Another thing my mom and I argue about is how I dress. Whenever I go home to visit her in Ghana, particularly for a wedding or someone’s birthday, she says, “You can’t wear that. People are going to talk about you.” I’ve never understood her preoccupation with the judgements others would make of me (and by extension, of her) based on my clothes. I simply wear what brings me joy.
My parents were never married, and I think part of the reason our relationship is so complicated is because every time she looks at me, it reminds her of my father and their very painful history. (I don’t know the details of what transpired between my parents; she says it’s none of my business.) I think she takes out that frustration on me without even realizing it. When I was little and would visit my dad, she would say things like, “You can just stay there. Don’t come back.” And I was like, What kind of mother says that to her child?
Something that caused a lot of strife for me is that I never knew if she was genuinely incapable of understanding my point of view, or if she didn’t want to understand.

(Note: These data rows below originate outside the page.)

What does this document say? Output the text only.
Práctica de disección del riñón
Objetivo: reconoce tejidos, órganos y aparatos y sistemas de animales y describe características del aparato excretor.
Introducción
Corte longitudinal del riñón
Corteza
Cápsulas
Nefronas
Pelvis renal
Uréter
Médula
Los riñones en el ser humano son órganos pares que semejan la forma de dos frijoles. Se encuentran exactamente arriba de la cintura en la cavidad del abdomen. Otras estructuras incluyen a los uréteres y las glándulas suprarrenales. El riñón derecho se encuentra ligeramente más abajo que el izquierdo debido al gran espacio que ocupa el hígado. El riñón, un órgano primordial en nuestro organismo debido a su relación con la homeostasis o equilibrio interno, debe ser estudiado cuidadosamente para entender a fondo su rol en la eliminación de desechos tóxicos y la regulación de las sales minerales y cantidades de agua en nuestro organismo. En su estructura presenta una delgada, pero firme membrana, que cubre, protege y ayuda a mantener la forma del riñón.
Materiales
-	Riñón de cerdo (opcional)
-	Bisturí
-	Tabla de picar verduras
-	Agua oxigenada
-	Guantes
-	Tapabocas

A quote by Rainer Maria Rilke in Letters to a Young Poet helped me get through that piece of it: “Avoid providing material for the drama that is always stretched tight between parents and children; it uses up much of the children’s strength and wastes the love of the elders, which acts and warms even if it doesn’t comprehend. Don’t ask for advice from them and don’t expect any understanding; but believe in a love that is being stored up for you like an inheritance, and have faith that in this love there is strength and blessing so large that you can travel as far as you wish without having to step outside it.”
I have always wanted so badly for my mother to understand the core of who I am. Once I accepted that she doesn’t need to understand me for her to love me — I began to find some peace.

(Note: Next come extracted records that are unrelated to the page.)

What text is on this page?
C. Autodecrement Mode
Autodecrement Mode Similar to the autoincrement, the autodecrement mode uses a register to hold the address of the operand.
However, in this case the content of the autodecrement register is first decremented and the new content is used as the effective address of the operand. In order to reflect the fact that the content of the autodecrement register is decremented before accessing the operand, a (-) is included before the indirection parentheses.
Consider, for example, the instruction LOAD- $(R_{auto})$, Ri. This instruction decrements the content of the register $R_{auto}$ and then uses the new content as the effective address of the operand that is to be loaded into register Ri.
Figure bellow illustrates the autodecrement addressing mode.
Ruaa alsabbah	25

When we’re arguing, I remind myself of everything that my mother has done for me. It’s a lot to go through within a split second, but I think the more you practice it, the more it becomes a conscious-unconsciousness. I’ve learned to just be like, “Arguing this point is pointless.” (And if I have to vent to someone later to get it off my chest, then I can.) The most important thing I remind myself of: arguing with her is not productive. It has taken me 34 years to understand how to apply diplomacy to our relationship: it’s not only about what to say, it is equally about when to let go of a point. As ridiculous as it sounds, I think I’ve been gifted with a more introspective sense than my mother, so I have also accepted that peace will not always come from meeting in the middle; sometimes the onus will lie more on me, than her, to accept or let go.
Mother/daughter relationships are definitely complicated. I mean, I love my mother to death. She’s the most important person in my life and my most profound support system, but good God: that woman has driven me through the wall and back.
Thank you so much for sharing your stories!